Comments like this tell me they’re not ready to write a book yet (though they may be someday). Writing a book is a big undertaking, on par with launching a startup or having a new baby. No one takes on a big commitment like that because other people think it’s a good idea. It’s too much work. It’s only worth writing a book because it’s so important to you that nothing could stop you, except circumstances beyond your control…because you will be tempted to stop writing many times during the process. It’s hard.
Even if you have that intense desire—backed up by a commitment to action—it’s also important to have a strong sense of purpose for writing the book. I’ve found that the most successful entrepreneurship authors—whether they run one-person businesses or fast-growing startups—address three key questions in their minds before they start writing.

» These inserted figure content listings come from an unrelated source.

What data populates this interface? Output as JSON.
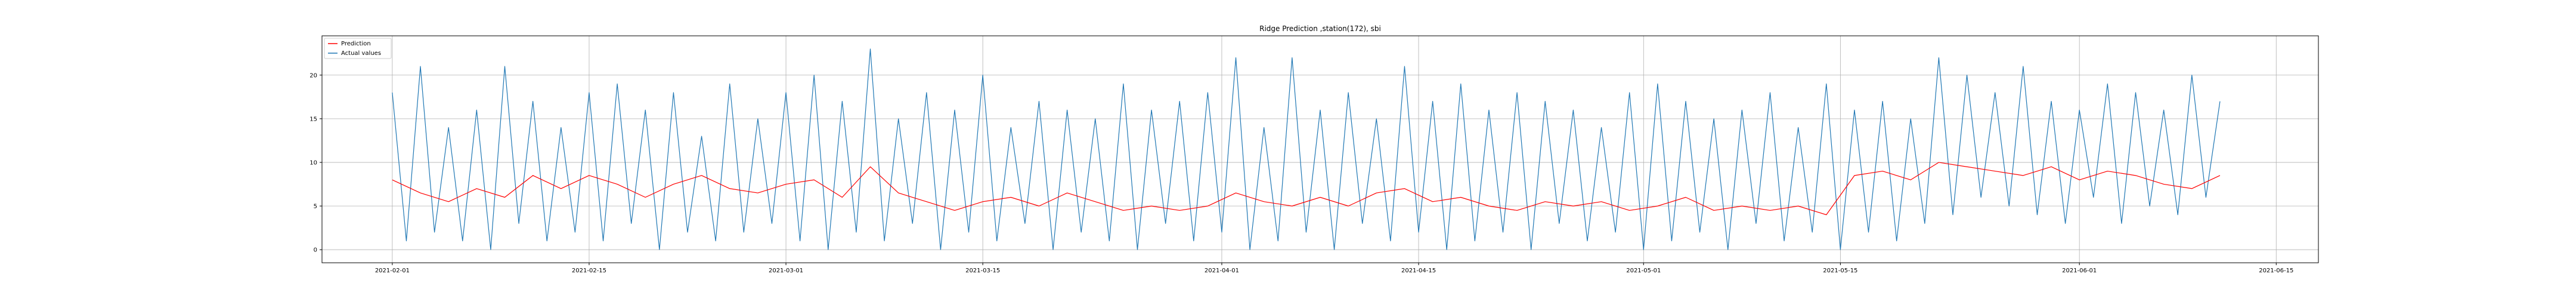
{
  "chart_data": {
    "type": "line",
    "title": "Ridge Prediction ,station(172), sbi",
    "xlabel": "",
    "ylabel": "",
    "x_range": [
      "2021-01-27",
      "2021-06-18"
    ],
    "ylim": [
      -1.5,
      24.5
    ],
    "x_ticks": [
      "2021-02-01",
      "2021-02-15",
      "2021-03-01",
      "2021-03-15",
      "2021-04-01",
      "2021-04-15",
      "2021-05-01",
      "2021-05-15",
      "2021-06-01",
      "2021-06-15"
    ],
    "y_ticks": [
      0,
      5,
      10,
      15,
      20
    ],
    "grid": true,
    "legend_position": "top-left",
    "series": [
      {
        "name": "Prediction",
        "color": "#ff0000",
        "x": [
          "2021-02-01",
          "2021-02-03",
          "2021-02-05",
          "2021-02-07",
          "2021-02-09",
          "2021-02-11",
          "2021-02-13",
          "2021-02-15",
          "2021-02-17",
          "2021-02-19",
          "2021-02-21",
          "2021-02-23",
          "2021-02-25",
          "2021-02-27",
          "2021-03-01",
          "2021-03-03",
          "2021-03-05",
          "2021-03-07",
          "2021-03-09",
          "2021-03-11",
          "2021-03-13",
          "2021-03-15",
          "2021-03-17",
          "2021-03-19",
          "2021-03-21",
          "2021-03-23",
          "2021-03-25",
          "2021-03-27",
          "2021-03-29",
          "2021-03-31",
          "2021-04-02",
          "2021-04-04",
          "2021-04-06",
          "2021-04-08",
          "2021-04-10",
          "2021-04-12",
          "2021-04-14",
          "2021-04-16",
          "2021-04-18",
          "2021-04-20",
          "2021-04-22",
          "2021-04-24",
          "2021-04-26",
          "2021-04-28",
          "2021-04-30",
          "2021-05-02",
          "2021-05-04",
          "2021-05-06",
          "2021-05-08",
          "2021-05-10",
          "2021-05-12",
          "2021-05-14",
          "2021-05-16",
          "2021-05-18",
          "2021-05-20",
          "2021-05-22",
          "2021-05-24",
          "2021-05-26",
          "2021-05-28",
          "2021-05-30",
          "2021-06-01",
          "2021-06-03",
          "2021-06-05",
          "2021-06-07",
          "2021-06-09",
          "2021-06-11"
        ],
        "y": [
          8.0,
          6.5,
          5.5,
          7.0,
          6.0,
          8.5,
          7.0,
          8.5,
          7.5,
          6.0,
          7.5,
          8.5,
          7.0,
          6.5,
          7.5,
          8.0,
          6.0,
          9.5,
          6.5,
          5.5,
          4.5,
          5.5,
          6.0,
          5.0,
          6.5,
          5.5,
          4.5,
          5.0,
          4.5,
          5.0,
          6.5,
          5.5,
          5.0,
          6.0,
          5.0,
          6.5,
          7.0,
          5.5,
          6.0,
          5.0,
          4.5,
          5.5,
          5.0,
          5.5,
          4.5,
          5.0,
          6.0,
          4.5,
          5.0,
          4.5,
          5.0,
          4.0,
          8.5,
          9.0,
          8.0,
          10.0,
          9.5,
          9.0,
          8.5,
          9.5,
          8.0,
          9.0,
          8.5,
          7.5,
          7.0,
          8.5
        ]
      },
      {
        "name": "Actual values",
        "color": "#1f77b4",
        "x": [
          "2021-02-01",
          "2021-02-02",
          "2021-02-03",
          "2021-02-04",
          "2021-02-05",
          "2021-02-06",
          "2021-02-07",
          "2021-02-08",
          "2021-02-09",
          "2021-02-10",
          "2021-02-11",
          "2021-02-12",
          "2021-02-13",
          "2021-02-14",
          "2021-02-15",
          "2021-02-16",
          "2021-02-17",
          "2021-02-18",
          "2021-02-19",
          "2021-02-20",
          "2021-02-21",
          "2021-02-22",
          "2021-02-23",
          "2021-02-24",
          "2021-02-25",
          "2021-02-26",
          "2021-02-27",
          "2021-02-28",
          "2021-03-01",
          "2021-03-02",
          "2021-03-03",
          "2021-03-04",
          "2021-03-05",
          "2021-03-06",
          "2021-03-07",
          "2021-03-08",
          "2021-03-09",
          "2021-03-10",
          "2021-03-11",
          "2021-03-12",
          "2021-03-13",
          "2021-03-14",
          "2021-03-15",
          "2021-03-16",
          "2021-03-17",
          "2021-03-18",
          "2021-03-19",
          "2021-03-20",
          "2021-03-21",
          "2021-03-22",
          "2021-03-23",
          "2021-03-24",
          "2021-03-25",
          "2021-03-26",
          "2021-03-27",
          "2021-03-28",
          "2021-03-29",
          "2021-03-30",
          "2021-03-31",
          "2021-04-01",
          "2021-04-02",
          "2021-04-03",
          "2021-04-04",
          "2021-04-05",
          "2021-04-06",
          "2021-04-07",
          "2021-04-08",
          "2021-04-09",
          "2021-04-10",
          "2021-04-11",
          "2021-04-12",
          "2021-04-13",
          "2021-04-14",
          "2021-04-15",
          "2021-04-16",
          "2021-04-17",
          "2021-04-18",
          "2021-04-19",
          "2021-04-20",
          "2021-04-21",
          "2021-04-22",
          "2021-04-23",
          "2021-04-24",
          "2021-04-25",
          "2021-04-26",
          "2021-04-27",
          "2021-04-28",
          "2021-04-29",
          "2021-04-30",
          "2021-05-01",
          "2021-05-02",
          "2021-05-03",
          "2021-05-04",
          "2021-05-05",
          "2021-05-06",
          "2021-05-07",
          "2021-05-08",
          "2021-05-09",
          "2021-05-10",
          "2021-05-11",
          "2021-05-12",
          "2021-05-13",
          "2021-05-14",
          "2021-05-15",
          "2021-05-16",
          "2021-05-17",
          "2021-05-18",
          "2021-05-19",
          "2021-05-20",
          "2021-05-21",
          "2021-05-22",
          "2021-05-23",
          "2021-05-24",
          "2021-05-25",
          "2021-05-26",
          "2021-05-27",
          "2021-05-28",
          "2021-05-29",
          "2021-05-30",
          "2021-05-31",
          "2021-06-01",
          "2021-06-02",
          "2021-06-03",
          "2021-06-04",
          "2021-06-05",
          "2021-06-06",
          "2021-06-07",
          "2021-06-08",
          "2021-06-09",
          "2021-06-10",
          "2021-06-11"
        ],
        "y": [
          18,
          1,
          21,
          2,
          14,
          1,
          16,
          0,
          21,
          3,
          17,
          1,
          14,
          2,
          18,
          1,
          19,
          3,
          16,
          0,
          18,
          2,
          13,
          1,
          19,
          2,
          15,
          3,
          18,
          1,
          20,
          0,
          17,
          2,
          23,
          1,
          15,
          3,
          18,
          0,
          16,
          2,
          20,
          1,
          14,
          3,
          17,
          0,
          16,
          2,
          15,
          1,
          19,
          0,
          16,
          3,
          17,
          1,
          18,
          2,
          22,
          0,
          14,
          1,
          22,
          2,
          16,
          0,
          18,
          3,
          15,
          1,
          21,
          2,
          17,
          0,
          19,
          1,
          16,
          2,
          18,
          0,
          17,
          3,
          16,
          1,
          14,
          2,
          18,
          0,
          19,
          1,
          17,
          2,
          15,
          0,
          16,
          3,
          18,
          1,
          14,
          2,
          19,
          0,
          16,
          2,
          17,
          1,
          15,
          3,
          22,
          4,
          20,
          6,
          18,
          5,
          21,
          4,
          17,
          3,
          16,
          6,
          19,
          3,
          18,
          5,
          16,
          4,
          20,
          6,
          17
        ]
      }
    ]
  }
}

- What gap in the marketplace does it address? Just as a product will do best if it brings unexpected joy to your target customers or solves a vexing problem for them, your book will be most compelling if it provides a unique answer to an important question that readers are trying to solve (and can’t find elsewhere) or is so entertaining that they can’t put it down. It’s not always easy to figure out what gap you can fill, but no one says you have to answer that question on your own. Doing some market research in online bookstores will help you to understand the conversation that authors are having in print about the topic you plan to write about so you can figure out where you can move that dialogue forward.
- Why does it need to be published now? Timing is everything when it comes to new product releases—and though books are creative works, they are ultimately products, too. If you can’t think of a compelling reason your book must be written now, hold off until you have a “Why now?” Often, one way to uncover it is to ask yourself what current opportunities your book will help readers to go after or what pain points will it help them to avoid. These should be timely enough to make the book a must-read now but not so time-sensitive that they’ll seem dated in a two or three years—which is how long it takes many books to go from the germ of an idea to a published work.
- How is this book about the reader, rather than me? A book is a great way to express yourself, but it’s important to remember that, ultimately, readers will be looking to find out something about themselves from it. It’ll be easier to connect with them through your book if you give plenty of thought to what they’ll get out of it and how they’ll feel when reading it. It’s similar to welcoming guests to your home. The more you can show them a great time and keep them interested and entertained, the more likely it is that they’ll stay a little longer and come back again soon.